Konsekwencje mogą być poważne
Pierwszą jest zderzenie się ze sobą zajeżdżającego i jadącego prawidłowo. Na szczęście, często to relatywnie niegroźna sprawa – różnica prędkości bywa na tyle niewielka, że uderzenie nie jest mocne. „Nauczyciel” zwykle nie spodziewa się takiego obrotu sprawy, więc jego mina po wyjściu z auta może być wyjątkowa. Gdy poszkodowany ma kamerkę, obciążenie hamującego odpowiedzialnością nie powinno stanowić kłopotu.
Gorzej, gdy ofiara agresywnego kierowcy ratuje się przed zderzeniem, gwałtownie hamując (efektem może być poślizg) albo usiłując ominąć przeszkodę. Zdarza się wtedy, że uderza w kierowcę jadącego prawidłowo pasem obok, a ten, który sprowokował całą sytuację, po prostu odjeżdża, jak gdyby nigdy nic.

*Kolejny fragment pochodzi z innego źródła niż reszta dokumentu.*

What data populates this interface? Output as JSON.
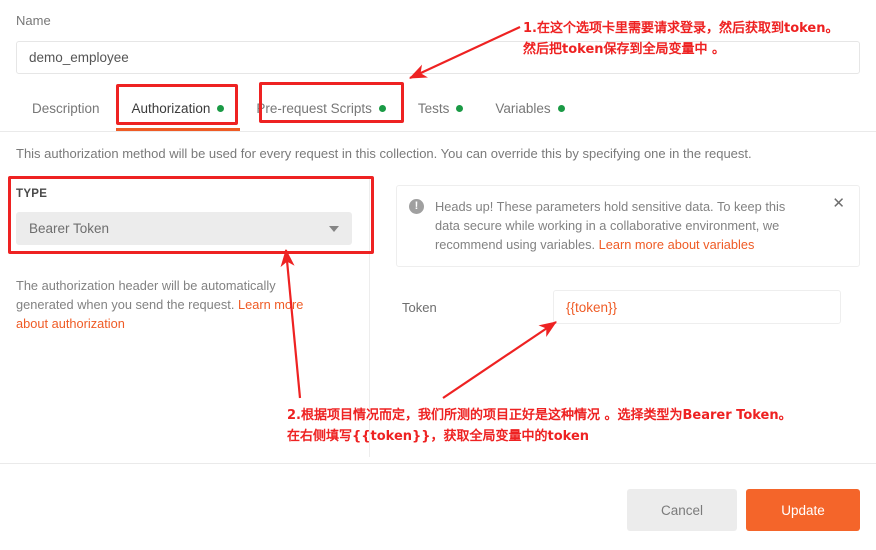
{
  "name_field": {
    "label": "Name",
    "value": "demo_employee",
    "placeholder": "Name"
  },
  "tabs": [
    {
      "label": "Description",
      "active": false,
      "dot": false
    },
    {
      "label": "Authorization",
      "active": true,
      "dot": true
    },
    {
      "label": "Pre-request Scripts",
      "active": false,
      "dot": true
    },
    {
      "label": "Tests",
      "active": false,
      "dot": true
    },
    {
      "label": "Variables",
      "active": false,
      "dot": true
    }
  ],
  "auth": {
    "description": "This authorization method will be used for every request in this collection. You can override this by specifying one in the request.",
    "type_label": "TYPE",
    "type_value": "Bearer Token",
    "help_text": "The authorization header will be automatically generated when you send the request. ",
    "help_link": "Learn more about authorization"
  },
  "notice": {
    "icon": "info-exclamation-icon",
    "text": "Heads up! These parameters hold sensitive data. To keep this data secure while working in a collaborative environment, we recommend using variables. ",
    "link": "Learn more about variables",
    "close_glyph": "✕"
  },
  "token": {
    "label": "Token",
    "value": "{{token}}",
    "placeholder": "Token"
  },
  "footer": {
    "cancel_label": "Cancel",
    "update_label": "Update"
  },
  "annotations": {
    "note1": "1.在这个选项卡里需要请求登录，然后获取到token。\n然后把token保存到全局变量中 。",
    "note2": "2.根据项目情况而定，我们所测的项目正好是这种情况 。选择类型为Bearer Token。\n在右侧填写{{token}}，获取全局变量中的token"
  },
  "colors": {
    "accent": "#ef5b25",
    "update_button": "#f4652a",
    "annotation_red": "#ee2222",
    "status_dot_green": "#1a9a45",
    "text_muted": "#828282"
  }
}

Przenieśmy się do Zielonej Góry
Doszło tam do kolizji na ulicy Sulechowskiej. Została opisana na stronie policja.pl, ku przestrodze. W artykule zamieszczono film pokazujący, jak doszło do zdarzenia. Nie pochodzi on jednak z kamerki przyczepionej do podszybia któregoś z aut, ale z wideorejestratora nieoznakowanego radiowozu. Uczestnikiem było bowiem policyjne BMW.

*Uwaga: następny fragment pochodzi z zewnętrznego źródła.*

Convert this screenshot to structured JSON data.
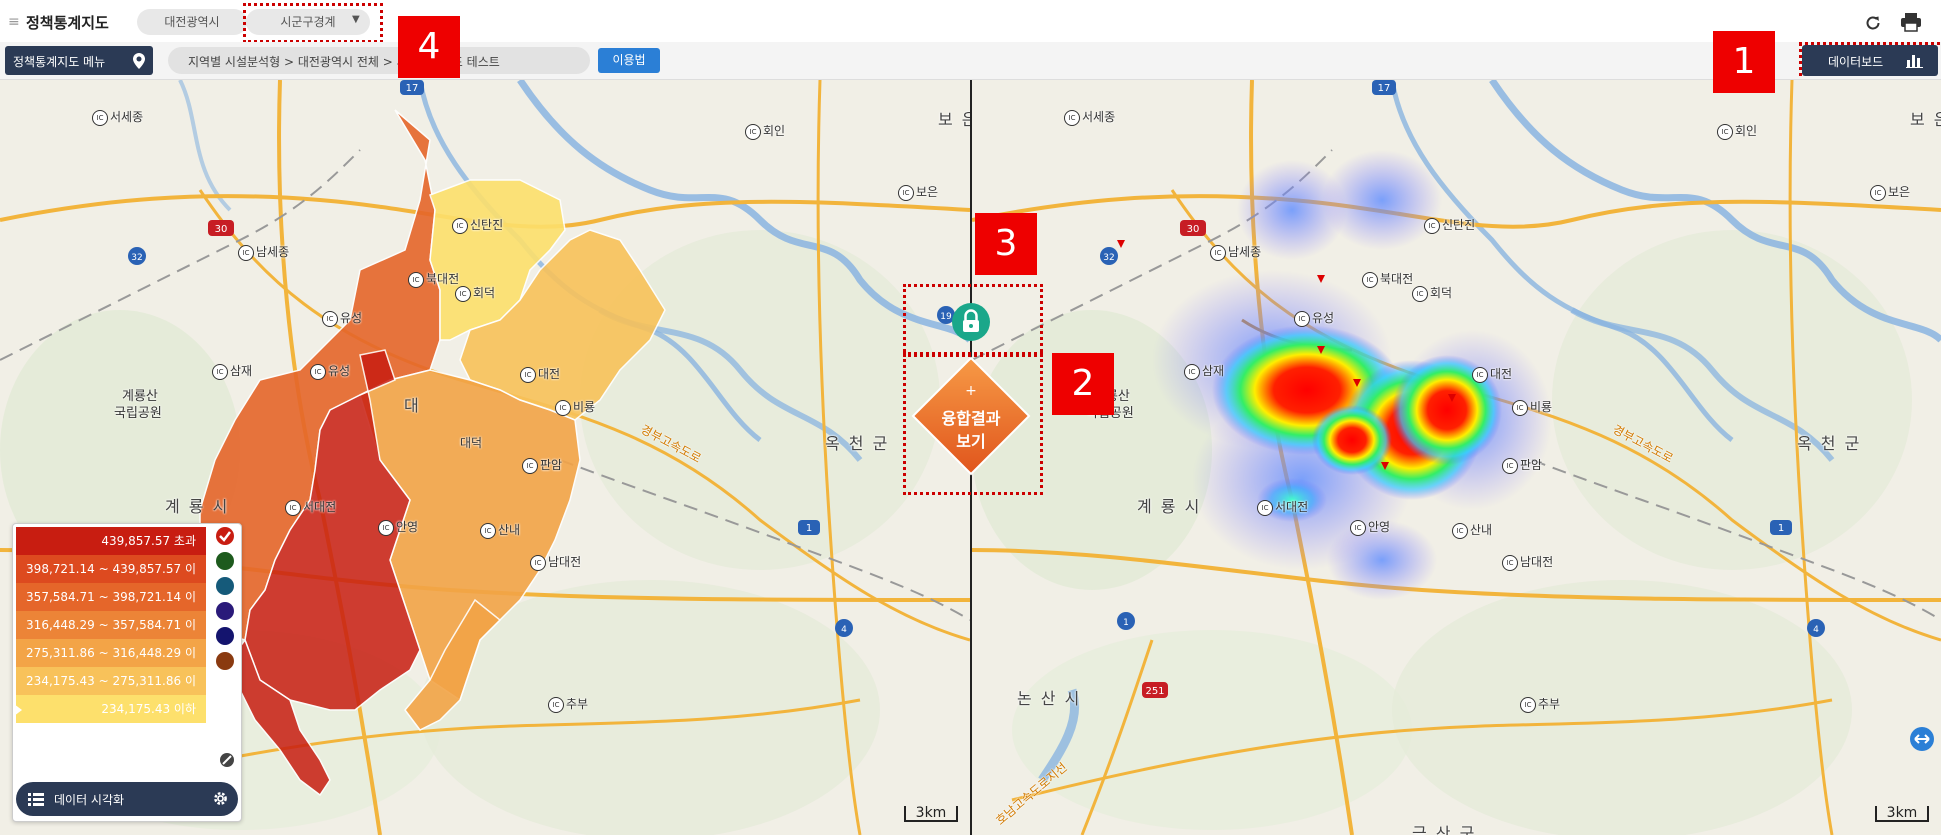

Funkcjonariusze jechali lewym pasem i przekraczali dozwoloną prędkość 50 km/h. Według artykułu, powodem była chęć dogonienia kierowcy Seata, wykonującego niebezpieczne manewry. Mimo wykonywania czynności służbowych i przekroczenia prędkości, funkcjonariusze nie używali kogutów.
Na drodze radiowozu stanęła Kia
Kierująca Kią Sportage zajechała policjantom drogę. Zrobiła to tak nagle, że ci nie mieli właściwie żadnego czasu na reakcję. Nie zdążyliby wyhamować, a na ucieczkę nie było miejsca, bo cała akcja działa się na wiadukcie. Po uderzeniu w Kię, BMW uderzyło jeszcze w barierki. Wszystko wyglądało naprawdę groźnie, ale w artykule nie wspomniano o tym, by ktokolwiek został ranny.

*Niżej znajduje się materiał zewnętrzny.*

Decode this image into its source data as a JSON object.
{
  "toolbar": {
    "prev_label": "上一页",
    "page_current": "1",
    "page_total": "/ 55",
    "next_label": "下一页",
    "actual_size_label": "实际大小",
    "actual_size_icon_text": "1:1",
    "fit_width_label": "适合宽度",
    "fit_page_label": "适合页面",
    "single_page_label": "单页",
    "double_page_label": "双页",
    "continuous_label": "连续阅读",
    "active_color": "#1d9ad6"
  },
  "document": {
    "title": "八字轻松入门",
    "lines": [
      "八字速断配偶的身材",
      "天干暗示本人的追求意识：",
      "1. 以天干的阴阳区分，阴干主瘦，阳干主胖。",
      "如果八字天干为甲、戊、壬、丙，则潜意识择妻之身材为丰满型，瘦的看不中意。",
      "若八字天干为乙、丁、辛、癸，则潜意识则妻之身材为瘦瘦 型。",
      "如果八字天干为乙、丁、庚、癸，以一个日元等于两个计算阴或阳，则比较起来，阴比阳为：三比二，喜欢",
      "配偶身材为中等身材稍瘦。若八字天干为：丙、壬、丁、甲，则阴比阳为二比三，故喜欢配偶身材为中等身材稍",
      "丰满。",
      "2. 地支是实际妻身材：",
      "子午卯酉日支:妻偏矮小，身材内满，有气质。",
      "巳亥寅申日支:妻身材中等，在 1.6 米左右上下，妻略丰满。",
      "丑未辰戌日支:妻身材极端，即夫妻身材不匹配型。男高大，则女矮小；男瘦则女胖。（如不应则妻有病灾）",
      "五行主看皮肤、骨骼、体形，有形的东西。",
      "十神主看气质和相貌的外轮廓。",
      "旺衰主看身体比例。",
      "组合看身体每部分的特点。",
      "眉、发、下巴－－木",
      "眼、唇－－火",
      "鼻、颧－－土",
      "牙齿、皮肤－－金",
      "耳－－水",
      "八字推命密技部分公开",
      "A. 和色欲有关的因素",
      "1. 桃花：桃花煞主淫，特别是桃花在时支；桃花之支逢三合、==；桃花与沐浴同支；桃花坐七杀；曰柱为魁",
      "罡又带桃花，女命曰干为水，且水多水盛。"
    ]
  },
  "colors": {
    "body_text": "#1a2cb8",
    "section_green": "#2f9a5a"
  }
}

Skąd taki manewr kobiety jadącej koreańskim SUV-em? Powodem było zachowanie kierowcy jadącego przed nią. Człowiek z BMW (tym razem już prywatnego) postanowił ukarać kierującą Kię hamowaniem przed maską. Podobno chodziło o to, że Sportage błyskał mu „długimi” – a przynajmniej taką wersję usłyszeli policjanci. Jak widać, kierowca BMW był szczery i nie bawił się w żadne tłumaczenia o „psie wybiegającym na drogę”. Chociaż tyle.
Niestety, za winną spowodowania kolizji uznano panią z Kii
Dostała mandat w wysokości 1250 złotych. Nie da ukryć, że wjechała tuż przed radiowóz. Ale przecież gdyby nie agresywny kierowca BMW, do całej sytuacji wcale by nie doszło. Można więc powiedzieć, że została ukarana mandatem za… uniknięcie stłuczki. Chyba już lepiej byłoby wjechać w prywatne BMW, a nie policyjne. Jeżeli miałaby kamerę albo świadków, winnym pewnie zostałby uznany agresor.
Jedynym plusem – o ile można tak powiedzieć – tego, że w zdarzeniu brał udział radiowóz, jest mandat dla „hamulcowego” z BMW. Policjanci zauważyli, co zrobił. Został ukarany tysiączłotowym mandatem za „spowodowanie innego niż kolizja zagrożenia bezpieczeństwa w ruchu drogowym”. Oprócz tego, dostał jeszcze 500 zł za „pozostałe wykroczenia”. Jakie? Tego nie wiadomo, ale skoro nie brał bezpośredniego udziału w kolizji, a podano, że stracił dowód rejestracyjny, zapewne chodzi o coś związanego ze stanem technicznym auta.
Dobre i to. Ale to kierująca Kią będzie miała i mandat do zapłaty i zwyżki w ubezpieczalni
Moim zdaniem, wyłączną winę za całą sytuację ponosi człowiek z prywatnego BMW. Tylko on zasłużył tu na solidny mandat. I odebranie prawa jazdy.